Tony Roberts, Princess Cruises Vice-President UK and Europe, says the line’s ex-Southampton cruises are in big demand. “Close to home is most popular at the moment,” he reveals.
What to sell
Fred Olsen Cruise Lines has bolstered its fleet with the addition of two ex-Holland America Line ships. They start sailing as Borealis and Bolette in May on new cruises around the British isles, including the lochs and isles of Scotland, plus the waterways of Belgium and France. In 2022, Bolette will sail an 18-night voyage around the Balkans.
Celestyal Cruises plans on restarting operations in March with the seven-night Three Continents cruises visiting Greece, Egypt, Israel and Turkey on Celestyal Experience, the former Costa neoRomantica. The ship, which has an adult-only outdoor area and suite concierge for top-paying passengers, will revert to the island-hopping cruises around Greece it built its reputation on, hopefully as early as April.
Celebrity Cruises now includes all drinks, wifi and tips in the fare. Celebrity Silhouette is due to start cruising from Southampton in May. Come autumn, Celebrity Infinity should set out on new voyages around Spain and Portugal from Lisbon.
Luxury line Silversea is going even more inclusive, starting 2022-23, by adding flights and at least one free shore excursion per port to the drinks, wifi and tips already included in its cruise packages. An epic voyage in March 2022 will take in 72 destinations on a journey from Piraeus (Athens) to Stockholm.
When to sell
Summer hopefully still belongs to Europe – the Mediterranean for sun-seekers; the Baltic for history; the Norwegian fjords and Iceland for majestic scenery; round-Britain cruises for top-value staycations. It’s also when expeditions head into Arctic waters.

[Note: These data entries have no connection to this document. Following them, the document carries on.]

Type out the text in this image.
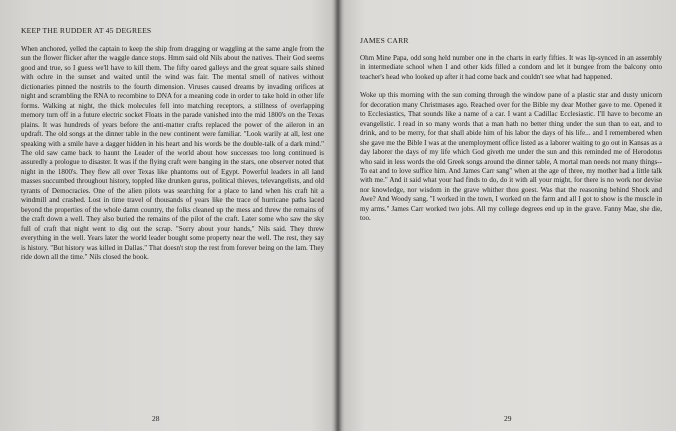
KEEP THE RUDDER AT 45 DEGREES

When anchored, yelled the captain to keep the ship from dragging or waggling at the same angle from the sun the flower flicker after the waggle dance stops. Hmm said old Nils about the natives. Their God seems good and true, so I guess we'll have to kill them. The fifty oared galleys and the great square sails shined with ochre in the sunset and waited until the wind was fair. The mental smell of natives without dictionaries pinned the nostrils to the fourth dimension. Viruses caused dreams by invading orifices at night and scrambling the RNA to recombine to DNA for a meaning code in order to take hold in other life forms. Walking at night, the thick molecules fell into matching receptors, a stillness of overlapping memory turn off in a future electric socket Floats in the parade vanished into the mid 1800's on the Texas plains. It was hundreds of years before the anti-matter crafts replaced the power of the aileron in an updraft. The old songs at the dinner table in the new continent were familiar. "Look warily at all, lest one speaking with a smile have a dagger hidden in his heart and his words be the double-talk of a dark mind." The old saw came back to haunt the Leader of the world about how successes too long continued is assuredly a prologue to disaster. It was if the flying craft were banging in the stars, one observer noted that night in the 1800's. They flew all over Texas like phantoms out of Egypt. Powerful leaders in all land masses succumbed throughout history, toppled like drunken gurus, political thieves, televangelists, and old tyrants of Democracies. One of the alien pilots was searching for a place to land when his craft hit a windmill and crashed. Lost in time travel of thousands of years like the trace of hurricane paths laced beyond the properties of the whole damn country, the folks cleaned up the mess and threw the remains of the craft down a well. They also buried the remains of the pilot of the craft. Later some who saw the sky full of craft that night went to dig out the scrap. "Sorry about your hands," Nils said. They threw everything in the well. Years later the world leader bought some property near the well. The rest, they say is history. "But history was killed in Dallas." That doesn't stop the rest from forever being on the lam. They ride down all the time." Nils closed the book.

28
JAMES CARR

Ohm Mine Papa, odd song held number one in the charts in early fifties. It was lip-synced in an assembly in intermediate school when I and other kids filled a condom and let it bungee from the balcony onto teacher's head who looked up after it had come back and couldn't see what had happened.

Woke up this morning with the sun coming through the window pane of a plastic star and dusty unicorn for decoration many Christmases ago. Reached over for the Bible my dear Mother gave to me. Opened it to Ecclesiastics, That sounds like a name of a car. I want a Cadillac Ecclesiastic. I'll have to become an evangelistic. I read in so many words that a man hath no better thing under the sun than to eat, and to drink, and to be merry, for that shall abide him of his labor the days of his life... and I remembered when she gave me the Bible I was at the unemployment office listed as a laborer waiting to go out in Kansas as a day laborer the days of my life which God giveth me under the sun and this reminded me of Herodotus who said in less words the old Greek songs around the dinner table, A mortal man needs not many things--To eat and to love suffice him. And James Carr sang" when at the age of three, my mother had a little talk with me." And it said what your had finds to do, do it with all your might, for there is no work nor devise nor knowledge, nor wisdom in the grave whither thou goest. Was that the reasoning behind Shock and Awe? And Woody sang, "I worked in the town, I worked on the farm and all I got to show is the muscle in my arms." James Carr worked two jobs. All my college degrees end up in the grave. Fanny Mae, she die, too.

29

The South Pacific and Caribbean are great year-round for sun, sand and sea, although itineraries in the West Indies can be disrupted by hurricanes, which blow in between June and November.
Come winter, ships head to the southern hemisphere - South America and Antarctica as well as Asia, Australia and New Zealand.
How to sell
Agents are now even more critical when it comes to selling cruises, says Alex Delamere-White, P&O Cruises’ Vice-President of Sales and Marketing. Clients will be more cautious when choosing a cruise line, he warns.
“Talk about the future of cruising, not what is happening now,” advises Silversea’s Peter Shanks. MSC Cruises’ UK Managing Director, Antonio Paradiso, notices clients are looking for value. “Cruise lines are offering the best value possible – and also being as flexible as possible – to support agents,” he says.
Don’t neglect the new-to-cruise market, counsels Stephen Winter, Ponant’s International Sales Director, after seeing the line’s summer sailings attract first-timers. “We created a lot of fans,” he says.
Saga Travel CEO Nick Stace says part of the messaging has to be about safety, about giving people peace of mind.
“A cruise will be the safest place from which to see the world,” he promises.
Adventurers can get their chills on a voyage to the geographic North Pole next July and August on Ponant’s new icebreaker Le Commandant Charcot.
Hurtigruten plans to launch expedition cruises from Dover in April on Maud, the former Midnatsol, with itineraries visiting villages and islands around the British coast that are rich in flora and fauna.
Come December, Seabourn’s first expedition ship, Seabourn Venture, sails from London on an inaugural ultra-luxury cruise to Norway in search of the Northern Lights.
Silversea is launching SALT, a culinary/cultural experience that makes its debut in the Mediterranean in April on Silver Moon, a new ship specially designed with a SALT restaurant, bar and kitchen.
New cruise line Tradewind Voyages sets sail from the UK in May on the Golden Horizon, a replica historic tall ship, before following the tradewinds to India and Asia
Book it with...
Fred Ocean Cruise Lines
An eight-night Spectacular Fjordland Adventure is priced from £1,299pp for July. Passengers will pass glaciers and waterfalls as they sail into the heart of Norway.